14. From the heater 3" fig. 602 5,000 psig Temporary Flowline is used to convey the heated fluid to the separator inlet. The pipework is fitted with 602 Weco connections with CO2 resistant elastomeric seals (Anson Superseals). A Relief Valve may be used to protect this leg of the process line in the event that a blockage occurs downstream, while flowing on Separator bypass.

15. At this point the surface equipment layout reverts to a normal 10K set-up, however careful consideration is given to the placing of Hi-Lo Pilots and shutdown valves so that the reaction times for the ESD System are as short as possible.

1.8

FOAMING OIL WELL TESTING

1. When the pressure is reduced on certain types of crude oils, foam (or froth) can be caused by the liberation of a large amount of micro bubbles in the oil as the gas comes out of solution, where these bubbles are encased in a thin film of oil. In other types of crude oil the viscosity and surface tension of the oil may mechanically lock gas in the oil and cause an effect similar to foam.

2. Where possible, sufficient information should have been made available from the operating company to allow for identification of a foaming problem before equipment mobilisation.
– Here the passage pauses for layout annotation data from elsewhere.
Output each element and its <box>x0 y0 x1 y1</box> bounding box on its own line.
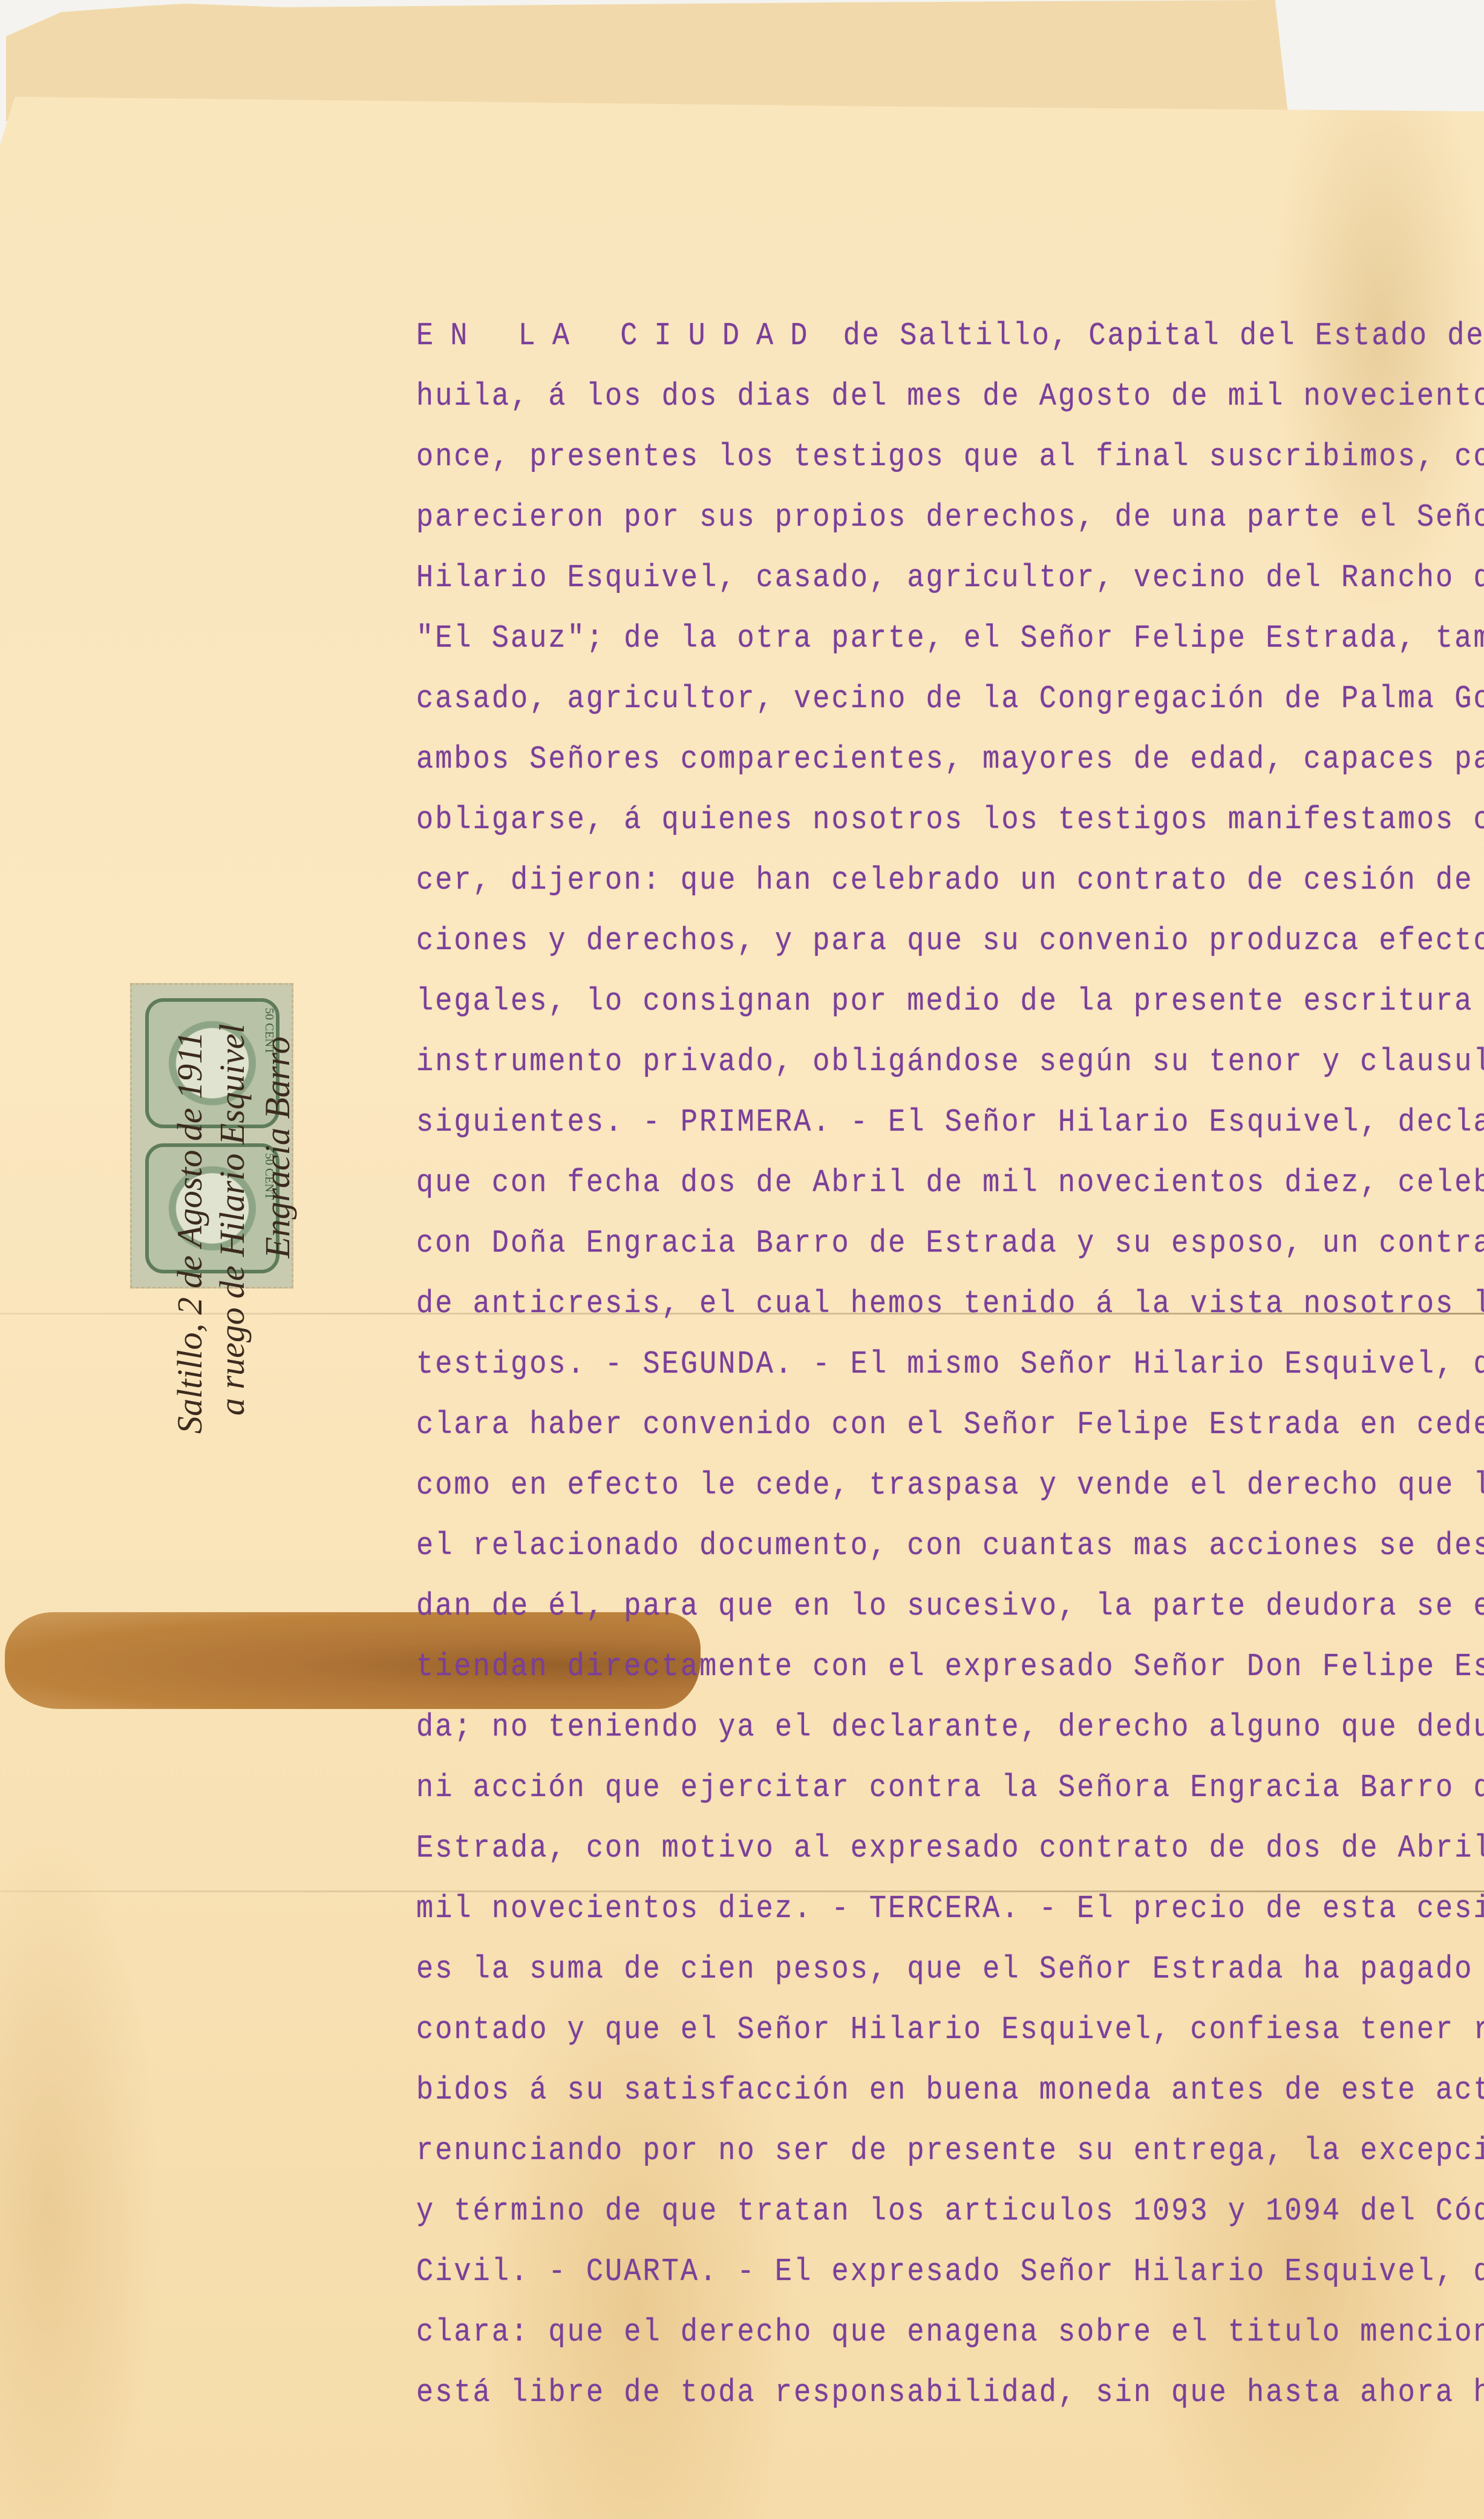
text-line: está libre de toda responsabilidad, sin … <box>416 2377 1484 2410</box>
opening-caps: EN LA CIUDAD <box>416 319 824 354</box>
handwritten-signature: Engracia Barro <box>257 1036 298 1258</box>
text-line: clara haber convenido con el Señor Felip… <box>416 1410 1484 1442</box>
text-line: cer, dijeron: que han celebrado un contr… <box>416 865 1484 897</box>
text-line: que con fecha dos de Abril de mil noveci… <box>416 1168 1484 1200</box>
text-line: obligarse, á quienes nosotros los testig… <box>416 805 1484 837</box>
clause-primera-line: siguientes. - PRIMERA. - El Señor Hilari… <box>416 1107 1484 1139</box>
handwritten-date: Saltillo, 2 de Agosto de 1911 <box>169 1031 210 1434</box>
handwritten-proxy-note: a ruego de Hilario Esquivel <box>212 1024 252 1416</box>
text-line: clara: que el derecho que enagena sobre … <box>416 2317 1484 2349</box>
text-line: contado y que el Señor Hilario Esquivel,… <box>416 2014 1484 2047</box>
text-line: instrumento privado, obligándose según s… <box>416 1047 1484 1079</box>
text-line: tiendan directamente con el expresado Se… <box>416 1652 1484 1684</box>
text-line: huila, á los dos dias del mes de Agosto … <box>416 381 1484 413</box>
text-line: es la suma de cien pesos, que el Señor E… <box>416 1954 1484 1986</box>
text-line: casado, agricultor, vecino de la Congreg… <box>416 684 1484 716</box>
text-line: Estrada, con motivo al expresado contrat… <box>416 1833 1484 1865</box>
text-line: con Doña Engracia Barro de Estrada y su … <box>416 1228 1484 1260</box>
clause-cuarta-line: Civil. - CUARTA. - El expresado Señor Hi… <box>416 2256 1484 2289</box>
text-line: legales, lo consignan por medio de la pr… <box>416 986 1484 1018</box>
text-line: el relacionado documento, con cuantas ma… <box>416 1531 1484 1563</box>
text-line: como en efecto le cede, traspasa y vende… <box>416 1470 1484 1502</box>
text-line: de anticresis, el cual hemos tenido á la… <box>416 1289 1484 1321</box>
text-line: renunciando por no ser de presente su en… <box>416 2135 1484 2168</box>
text-line: bidos á su satisfacción en buena moneda … <box>416 2075 1484 2107</box>
text-line: ni acción que ejercitar contra la Señora… <box>416 1772 1484 1805</box>
text-line: parecieron por sus propios derechos, de … <box>416 502 1484 534</box>
text-line: dan de él, para que en lo sucesivo, la p… <box>416 1591 1484 1623</box>
clause-tercera-line: mil novecientos diez. - TERCERA. - El pr… <box>416 1893 1484 1926</box>
text-line: "El Sauz"; de la otra parte, el Señor Fe… <box>416 623 1484 655</box>
text-line: Hilario Esquivel, casado, agricultor, ve… <box>416 563 1484 595</box>
text-line: ambos Señores comparecientes, mayores de… <box>416 744 1484 776</box>
margin-annotation: Saltillo, 2 de Agosto de 1911 a ruego de… <box>151 774 309 1440</box>
text-line: once, presentes los testigos que al fina… <box>416 442 1484 474</box>
text-line: EN LA CIUDAD de Saltillo, Capital del Es… <box>416 321 1484 353</box>
text-line: y término de que tratan los articulos 10… <box>416 2196 1484 2228</box>
text-line: da; no teniendo ya el declarante, derech… <box>416 1712 1484 1744</box>
text-line: ciones y derechos, y para que su conveni… <box>416 926 1484 958</box>
text-span: de Saltillo, Capital del Estado de C <box>824 319 1484 354</box>
clause-segunda-line: testigos. - SEGUNDA. - El mismo Señor Hi… <box>416 1349 1484 1381</box>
This would allow equipment to be selected that best suits the needs of a foaming oil well and for chemical additives etc. to be chosen to help "break" the foam. However, it is essential that a close monitoring of well effluent behaviour, through the collection of samples, is carried out during the initial clean-up period of crude oil wells in order to ensure that there will be no problems with foaming oil during a test.

Presence of foam during a Well Test, if not treated can cause the following:- a) Prevent good separation and reduce separator capacity. b) Disrupt liquid and gas metering.

c) Disrupt pumping operations. d) Cause potential burning problems.

The main factors that increase foam volume and cause problems are :- a) High pressure drops.

b) Pressure drops occurring at low pressures. c) High volumes of produced gases.

The main factors that assist in "breaking" foaming oil are :- a) Settling

b) Agitation

c) Heat

1.8

FOAMING OIL WELL TESTING

1.8.1 PROBLEMS IN HANDLING FOAMING OIL

The presence of foam during a well test, if not treated, can cause the following:- 1. Prevent good separation and reduce separator capacity.

2. Disrupt liquid and gas metering. 3. Disrupt pumping operations. 4. Cause potential burning problems.